O presidente da Ucrânia, Volodymyr Zelensky, insistiu que seu país não aceitará as exigências territoriais da Rússia, que pede para ficar com todo o Donbass e, desta forma, encerrar a guerra.

Zelensky insiste que Ucrânia não aceitará exigências territoriais da Rússia
Volodymyr Zelensky. / Foto: EFE/Arquivo/CHRISTOPHE PETIT TESSON

Ele também explicou que o acordo sobre as garantias de segurança que pede aos Estados Unidos para que o Kremlin não volte a invadir deve ser assinado antes que se confirme o hipotético acordo de paz que encerre o conflito.
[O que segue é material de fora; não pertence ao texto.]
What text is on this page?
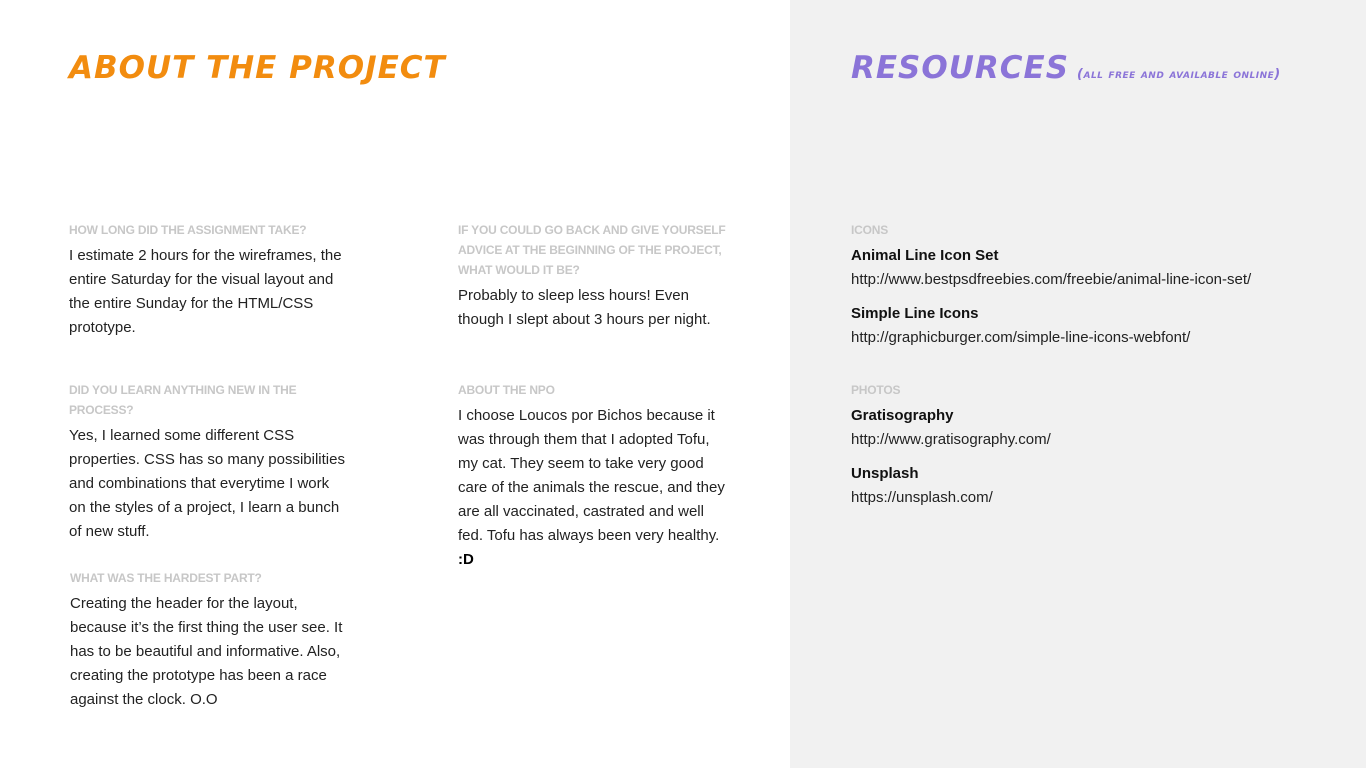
ABOUT THE PROJECT	RESOURCES (all free and available online)

HOW LONG DID THE ASSIGNMENT TAKE?

I estimate 2 hours for the wireframes, the entire Saturday for the visual layout and the entire Sunday for the HTML/CSS prototype.

DID YOU LEARN ANYTHING NEW IN THE PROCESS?

Yes, I learned some different CSS properties. CSS has so many possibilities and combinations that everytime I work on the styles of a project, I learn a bunch of new stuff.

WHAT WAS THE HARDEST PART?

Creating the header for the layout, because it’s the first thing the user see. It has to be beautiful and informative. Also, creating the prototype has been a race against the clock. O.O

IF YOU COULD GO BACK AND GIVE YOURSELF ADVICE AT THE BEGINNING OF THE PROJECT, WHAT WOULD IT BE?

Probably to sleep less hours! Even though I slept about 3 hours per night.

ABOUT THE NPO

I choose Loucos por Bichos because it was through them that I adopted Tofu, my cat. They seem to take very good care of the animals the rescue, and they are all vaccinated, castrated and well fed. Tofu has always been very healthy. :D

ICONS

Animal Line Icon Set
http://www.bestpsdfreebies.com/freebie/animal-line-icon-set/
Simple Line Icons
http://graphicburger.com/simple-line-icons-webfont/

PHOTOS

Gratisography
http://www.gratisography.com/
Unsplash
https://unsplash.com/
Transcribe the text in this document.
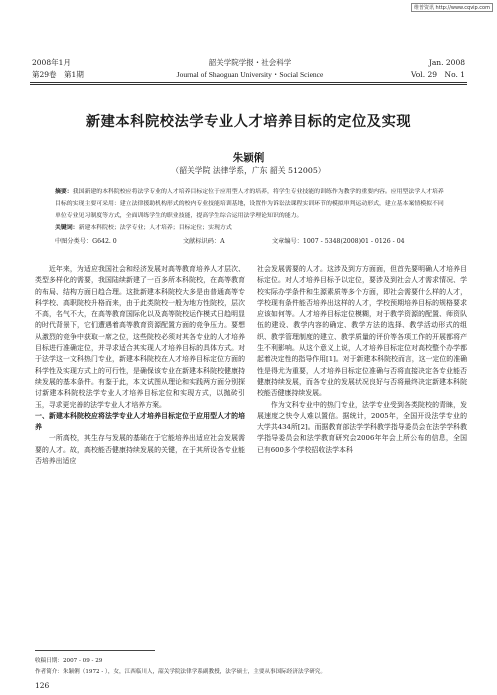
维普资讯 http://www.cqvip.com
2008年1月	韶关学院学报・社会科学	Jan. 2008
第29卷　第1期	Journal of Shaoguan University・Social Science	Vol. 29　No. 1
新建本科院校法学专业人才培养目标的定位及实现
朱颖俐
（韶关学院 法律学系，广东 韶关 512005）

摘要：我国新建的本科院校应将法学专业的人才培养目标定位于应用型人才的培养，将学生专业技能的训练作为教学的重要内容。应用型法学人才培养目标的实现主要可采用：建立法律援助机构形式的校内专业技能培训基地，设置作为诉讼法课程实训环节的模拟审判运动形式，建立基本案情模拟不同单位专业见习制度等方式，全面训练学生的职业技能，提高学生综合运用法学理论知识的能力。

关键词：新建本科院校；法学专业；人才培养；目标定位；实现方式

中图分类号：G642. 0	文献标识码：A	文章编号：1007 - 5348(2008)01 - 0126 - 04

  近年来，为适应我国社会和经济发展对高等教育培养人才层次、类型多样化的需要，我国陆续新建了一百多所本科院校，在高等教育的布局、结构方面日趋合理。这批新建本科院校大多是由普通高等专科学校、高职院校升格而来，由于此类院校一般为地方性院校，层次不高，名气不大，在高等教育国际化以及高等院校运作模式日趋明显的时代背景下，它们遭遇着高等教育资源配置方面的竞争压力。要想从激烈的竞争中获取一席之位，这些院校必须对其各专业的人才培养目标进行准确定位，并寻求适合其实现人才培养目标的具体方式。对于法学这一文科热门专业，新建本科院校在人才培养目标定位方面的科学性及实现方式上的可行性，是确保该专业在新建本科院校健康持续发展的基本条件。有鉴于此，本文试图从理论和实践两方面分别探讨新建本科院校法学专业人才培养目标定位和实现方式，以抛砖引玉，寻求更完善的法学专业人才培养方案。

一、新建本科院校应将法学专业人才培养目标定位于应用型人才的培养

  一所高校，其生存与发展的基础在于它能培养出适应社会发展需要的人才。故，高校能否健康持续发展的关键，在于其所设各专业能否培养出适应

社会发展需要的人才。这涉及到方方面面，但首先要明确人才培养目标定位。对人才培养目标予以定位，要涉及到社会人才需求情况、学校实际办学条件和生源素质等多个方面，即社会需要什么样的人才，学校现有条件能否培养出这样的人才，学校预期培养目标的规格要求应该如何等。人才培养目标定位模糊，对于教学资源的配置、师资队伍的建设、教学内容的确定、教学方法的选择、教学活动形式的组织、教学管理制度的建立、教学质量的评价等各项工作的开展都将产生不利影响。从这个意义上说，人才培养目标定位对高校整个办学都起着决定性的指导作用[1]。对于新建本科院校而言，这一定位的准确性是得尤为重要，人才培养目标定位准确与否将直接决定各专业能否健康持续发展，而各专业的发展状况良好与否将最终决定新建本科院校能否健康持续发展。

  作为文科专业中的热门专业，法学专业受到各类院校的青睐，发展速度之快令人难以置信。据统计，2005年，全国开设法学专业的大学共434所[2]。而据教育部法学学科教学指导委员会在法学学科教学指导委员会和法学教育研究会2006年年会上所公布的信息，全国已有600多个学校招收法学本科

收稿日期：2007 - 09 - 29
作者简介：朱颖俐（1972 - ），女，江西临川人，韶关学院法律学系副教授，法学硕士，主要从事国际经济法学研究。
126
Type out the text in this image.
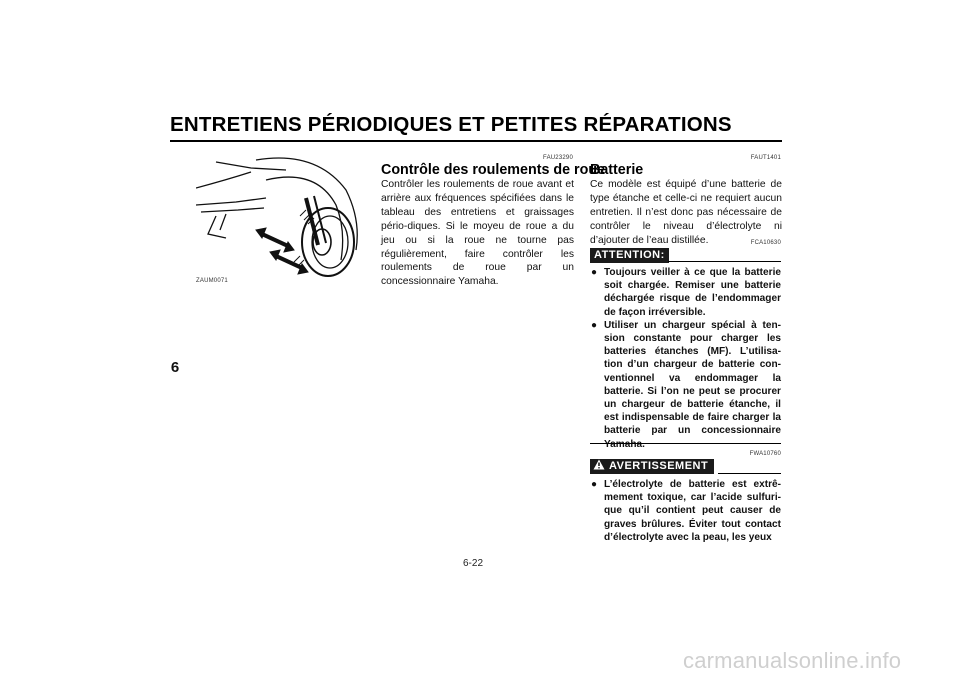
ENTRETIENS PÉRIODIQUES ET PETITES RÉPARATIONS
6
ZAUM0071
FAU23290
Contrôle des roulements de roue
Contrôler les roulements de roue avant et arrière aux fréquences spécifiées dans le tableau des entretiens et graissages pério-diques. Si le moyeu de roue a du jeu ou si la roue ne tourne pas régulièrement, faire contrôler les roulements de roue par un concessionnaire Yamaha.
FAUT1401
Batterie
Ce modèle est équipé d’une batterie de type étanche et celle-ci ne requiert aucun entretien. Il n’est donc pas nécessaire de contrôler le niveau d’électrolyte ni d’ajouter de l’eau distillée.	FCA10630
ATTENTION:
● Toujours veiller à ce que la batterie soit chargée. Remiser une batterie déchargée risque de l’endommager de façon irréversible.
● Utiliser un chargeur spécial à ten-sion constante pour charger les batteries étanches (MF). L’utilisa-tion d’un chargeur de batterie con-ventionnel va endommager la batterie. Si l’on ne peut se procurer un chargeur de batterie étanche, il est indispensable de faire charger la batterie par un concessionnaire Yamaha.
FWA10760
AVERTISSEMENT
● L’électrolyte de batterie est extrê-mement toxique, car l’acide sulfuri-que qu’il contient peut causer de graves brûlures. Éviter tout contact d’électrolyte avec la peau, les yeux
6-22
carmanualsonline.info
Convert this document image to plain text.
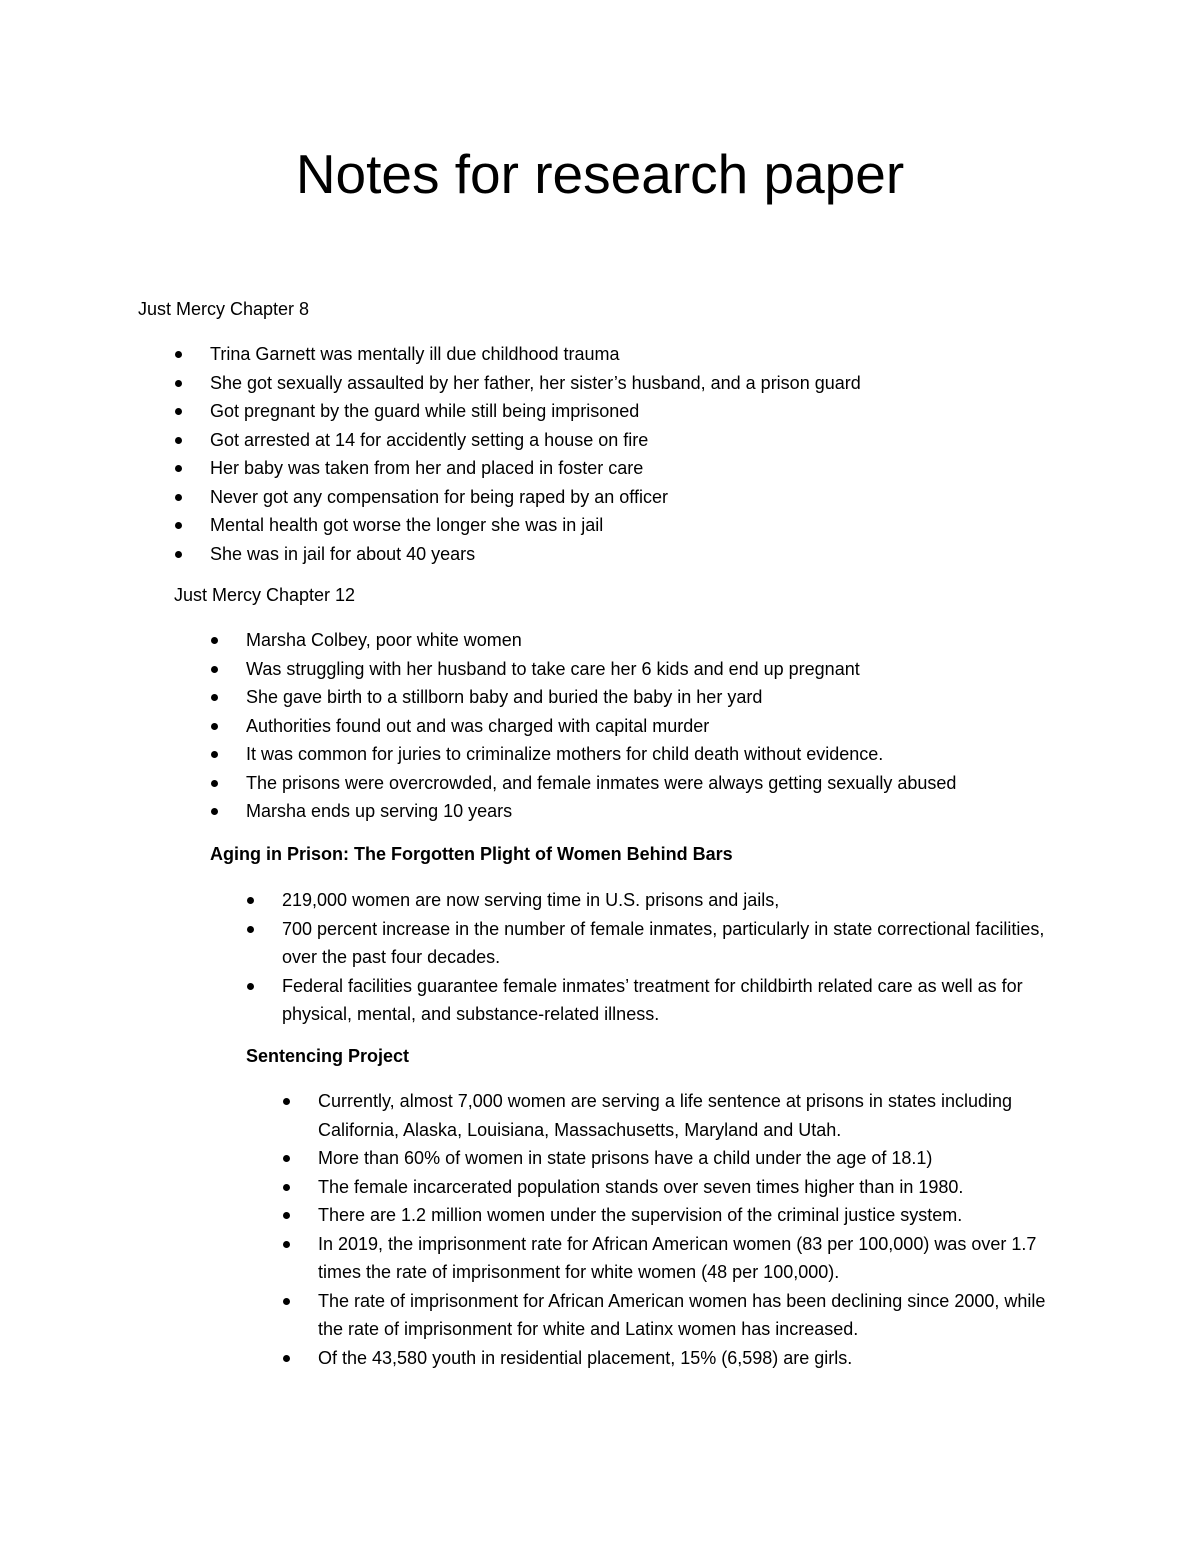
Notes for research paper

Just Mercy Chapter 8

Trina Garnett was mentally ill due childhood trauma
She got sexually assaulted by her father, her sister’s husband, and a prison guard
Got pregnant by the guard while still being imprisoned
Got arrested at 14 for accidently setting a house on fire
Her baby was taken from her and placed in foster care
Never got any compensation for being raped by an officer
Mental health got worse the longer she was in jail
She was in jail for about 40 years

Just Mercy Chapter 12

Marsha Colbey, poor white women
Was struggling with her husband to take care her 6 kids and end up pregnant
She gave birth to a stillborn baby and buried the baby in her yard
Authorities found out and was charged with capital murder
It was common for juries to criminalize mothers for child death without evidence.
The prisons were overcrowded, and female inmates were always getting sexually abused
Marsha ends up serving 10 years

Aging in Prison: The Forgotten Plight of Women Behind Bars

219,000 women are now serving time in U.S. prisons and jails,
700 percent increase in the number of female inmates, particularly in state correctional facilities, over the past four decades.
Federal facilities guarantee female inmates’ treatment for childbirth related care as well as for physical, mental, and substance-related illness.

Sentencing Project

Currently, almost 7,000 women are serving a life sentence at prisons in states including California, Alaska, Louisiana, Massachusetts, Maryland and Utah.
More than 60% of women in state prisons have a child under the age of 18.1)
The female incarcerated population stands over seven times higher than in 1980.
There are 1.2 million women under the supervision of the criminal justice system.
In 2019, the imprisonment rate for African American women (83 per 100,000) was over 1.7 times the rate of imprisonment for white women (48 per 100,000).
The rate of imprisonment for African American women has been declining since 2000, while the rate of imprisonment for white and Latinx women has increased.
Of the 43,580 youth in residential placement, 15% (6,598) are girls.
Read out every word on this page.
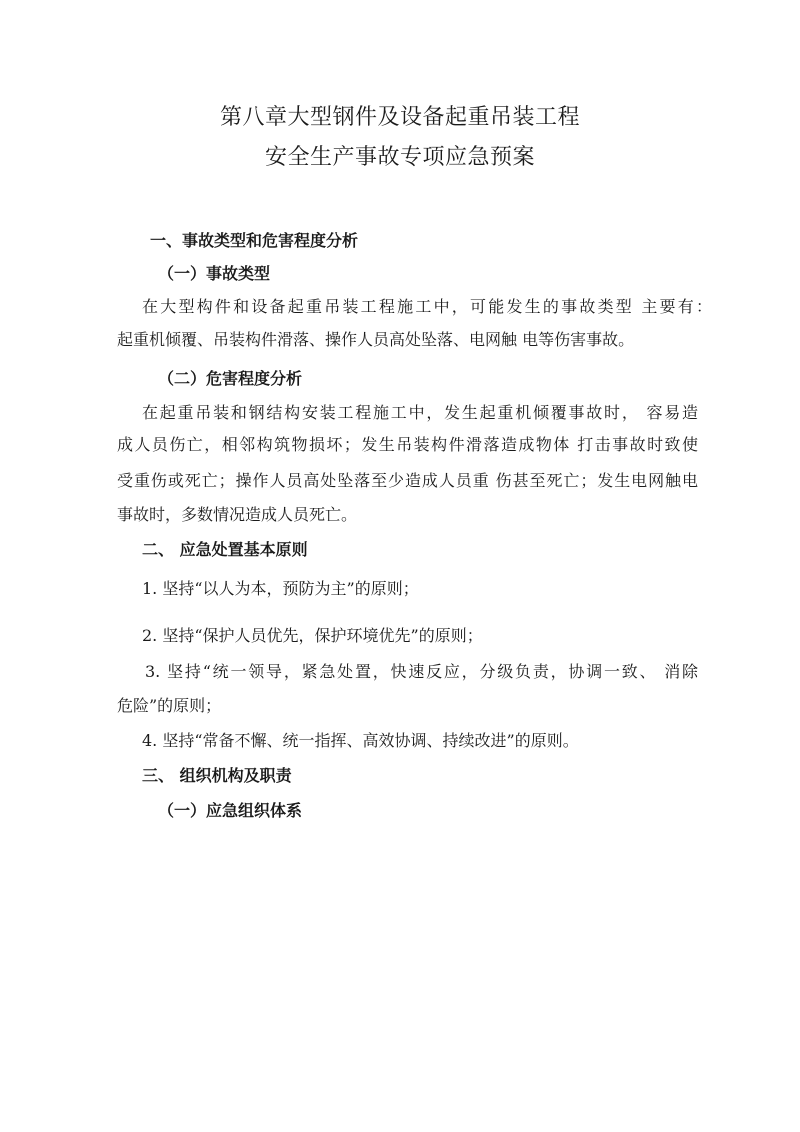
第八章大型钢件及设备起重吊装工程
安全生产事故专项应急预案
一、事故类型和危害程度分析
（一）事故类型
在大型构件和设备起重吊装工程施工中，可能发生的事故类型 主要有：
起重机倾覆、吊装构件滑落、操作人员高处坠落、电网触 电等伤害事故。
（二）危害程度分析
在起重吊装和钢结构安装工程施工中，发生起重机倾覆事故时， 容易造
成人员伤亡，相邻构筑物损坏；发生吊装构件滑落造成物体 打击事故时致使
受重伤或死亡；操作人员高处坠落至少造成人员重 伤甚至死亡；发生电网触电
事故时，多数情况造成人员死亡。
二、 应急处置基本原则
1. 坚持“以人为本，预防为主”的原则；
2. 坚持“保护人员优先，保护环境优先”的原则；
3. 坚持“统一领导，紧急处置，快速反应，分级负责，协调一致、 消除
危险”的原则；
4. 坚持“常备不懈、统一指挥、高效协调、持续改进”的原则。
三、 组织机构及职责
（一）应急组织体系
“Até o momento não encontramos um compromisso na questão territorial, concretamente sobre a parte leste da Ucrânia. Estamos falando da região de Donetsk”, disse Zelensky, citado pela agência pública ucraniana, Ukrinform, em uma entrevista coletiva realizada em Kiev.

Donetsk está controlada em mais de 75% pela Rússia e forma, junto com Lugansk — tomada quase por completo pelo Kremlin —, a região do Donbass, que Moscou pede ficar na sua totalidade como condição inegociável para baixar as armas.

Zelensky voltou a se mostrar aberto à possibilidade proposta pelos EUA de criar uma zona econômica livre sem presença militar na área agora sob controle de Kiev exigida por Moscou, mas deixou claro que isso deve ocorrer sem que este território deixe de ser ucraniano.

Sobre a ordem em que pede que sejam assinados os diferentes acordos para que termine o conflito, Zelensky disse que aquele que deve garantir que os EUA virão em ajuda de Kiev, caso a Rússia volte a invadir seu território, deve ser assinado antes dos demais.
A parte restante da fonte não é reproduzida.